Je ne sais plus qui disait : « Pour maîtriser une langue, il faut en parler au moins deux. » À l'heure où plus personne ne parle une seule langue, on ne s'étonnera guère que la maîtrise d'un langage (d'une techne) soit devenu aussi courant que la courtoisie et la délicatesse de sentiments. Si l'on mesure ces aptitudes à l'aide d'un thermomètre, je pense qu'on approche du zéro absolu, qu'on devrait atteindre, au train où vont les choses, avant même que je sois en terre. De même que l'homme a mis des siècles à comprendre (partiellement) où il avait l'honneur d'avoir pris racine, il a mis des siècles à se séparer de la sauvagerie qui était naturellement en lui. Je crois qu'aujourd'hui, et cela en quelques années, s'est opéré un retournement spectaculaire : l'homme est désormais à l'écoute de la bête, dont le silence nous interroge plus que jamais sur ce qui fait (ou défait) notre humanité. La gratitude n'est pas le propre de l'homme, on le sait, alors que les animaux nous disent sans cesse "merci !". J'ai la chance de vivre auprès d'un être qui sait me dire "merci" en toutes les langues, et cela cinquante fois par jour. Cela me console un peu de la sauvagerie fruste des humains que j'ai croisés durant les quelques jours où j'ai dû sortir de ma demeure. Ma chienne n'est jamais grossière. C'est un privilège dont je mesure le prix à chaque instant.

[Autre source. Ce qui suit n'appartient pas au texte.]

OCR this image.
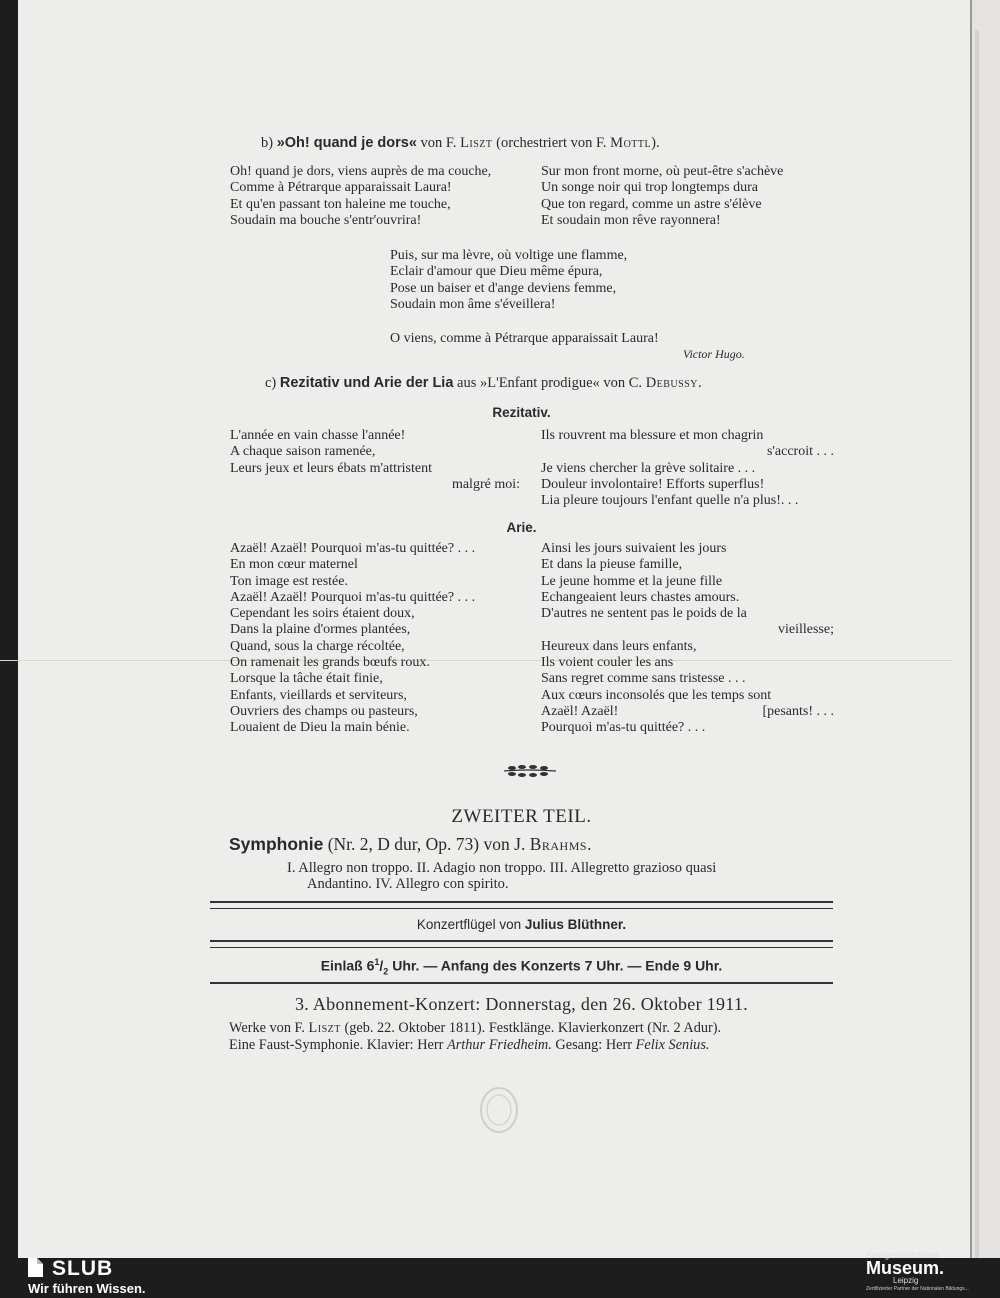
b) »Oh! quand je dors« von F. Liszt (orchestriert von F. Mottl).
Oh! quand je dors, viens auprès de ma couche,
Comme à Pétrarque apparaissait Laura!
Et qu'en passant ton haleine me touche,
Soudain ma bouche s'entr'ouvrira!
Sur mon front morne, où peut-être s'achève
Un songe noir qui trop longtemps dura
Que ton regard, comme un astre s'élève
Et soudain mon rêve rayonnera!
Puis, sur ma lèvre, où voltige une flamme,
Eclair d'amour que Dieu même épura,
Pose un baiser et d'ange deviens femme,
Soudain mon âme s'éveillera!
O viens, comme à Pétrarque apparaissait Laura!
Victor Hugo.
c) Rezitativ und Arie der Lia aus »L'Enfant prodigue« von C. Debussy.
Rezitativ.
L'année en vain chasse l'année!
A chaque saison ramenée,
Leurs jeux et leurs ébats m'attristent
malgré moi:
Ils rouvrent ma blessure et mon chagrin
s'accroit . . .
Je viens chercher la grève solitaire . . .
Douleur involontaire! Efforts superflus!
Lia pleure toujours l'enfant quelle n'a plus!. . .
Arie.
Azaël! Azaël! Pourquoi m'as-tu quittée? . . .
En mon cœur maternel
Ton image est restée.
Azaël! Azaël! Pourquoi m'as-tu quittée? . . .
Cependant les soirs étaient doux,
Dans la plaine d'ormes plantées,
Quand, sous la charge récoltée,
On ramenait les grands bœufs roux.
Lorsque la tâche était finie,
Enfants, vieillards et serviteurs,
Ouvriers des champs ou pasteurs,
Louaient de Dieu la main bénie.
Ainsi les jours suivaient les jours
Et dans la pieuse famille,
Le jeune homme et la jeune fille
Echangeaient leurs chastes amours.
D'autres ne sentent pas le poids de la
vieillesse;
Heureux dans leurs enfants,
Ils voient couler les ans
Sans regret comme sans tristesse . . .
Aux cœurs inconsolés que les temps sont
Azaël! Azaël!	[pesants! . . .
Pourquoi m'as-tu quittée? . . .
ZWEITER TEIL.
Symphonie (Nr. 2, D dur, Op. 73) von J. Brahms.
I. Allegro non troppo. II. Adagio non troppo. III. Allegretto grazioso quasi
Andantino. IV. Allegro con spirito.
Konzertflügel von Julius Blüthner.
Einlaß $6^1/_2$ Uhr. — Anfang des Konzerts 7 Uhr. — Ende 9 Uhr.
3. Abonnement-Konzert: Donnerstag, den 26. Oktober 1911.
Werke von F. Liszt (geb. 22. Oktober 1811). Festklänge. Klavierkonzert (Nr. 2 Adur).
Eine Faust-Symphonie. Klavier: Herr Arthur Friedheim. Gesang: Herr Felix Senius.
SLUB
Wir führen Wissen.
Stadtgeschichtliches
Museum.
Leipzig
Zertifizierter Partner der Nationalen Bildungs...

Comment en est-on arrivé là ? L'autre jour, presqu'innocemment, je dis à l'un de mes amis que le site d'une connaissance commune est à mes yeux insupportable. Pourquoi insupportable ? Insupportable de prétention, gonflé d'une boursouflure à la fois naïve et retorse, bardé de citations mal comprises — mal comprises dans le meilleur des cas. Je dois prononcer ces mots : « Tout ce que je déteste ». Que n'avais-je pas dit là ! Interruption instantanée de l'image et du son, pour une grosse semaine, alors que nous nous écrivions quotidiennement, d'ordinaire. Réponse du genre : « Je me fiche de ce qu'il écrit ; je l'aime ! » [C'est moi qui rétablis la ponctuation et les signes syntaxiques.] Il faut donc comprendre que ce que l'on écrit n'a aucune importance, que ce n'est écrit que pour… Pour quoi, en définitive ? Comme on choisit une cravate, une paire de chaussettes, un slip ? Comme un chien marque son territoire en pissant sur le trottoir ? Oui, je pense que la comparaison n'est pas si mauvaise. D'ailleurs combien de gens disent "c'est marqué", pour "c'est écrit" ?! Allons-y pour Levinas, Deleuze (non, pas possible ???), et toute la caravane habituelle… Il y a des philosophes-écrivains, comme ça, qu'on peut acheter en gros au marché aux puces de la "pensée", semble-t-il. « Tiens, je vais vous prendre un kilo de Derrida, cette semaine, je vais beaucoup sortir. Allez, mettez-moi cinq cents grammes de Foucault, ça peut toujours servir, je vais dans le XIIe. Ah mais je vois que le Barthes est en soldes ? On peut avoir un prix de gros ? J'me fais un site, vous comprenez ! » Aucune importance, ce qu'on écrit, ce qu'on dit, et en prime, il est interdit d'avoir la moindre discussion sur ce qu'on avance. Après une entrée en matière pareille, on se demande un peu de quoi est faite l'amitié en question, haut proclamée. Si au moins ils baisaient ensemble, mais non, ce sont juste des "amis". Cette peur panique de la discussion, ou le mépris en lequel elle est tenue, si ce n'est pas un signe de la barbarie, alors je ne comprends plus rien à rien.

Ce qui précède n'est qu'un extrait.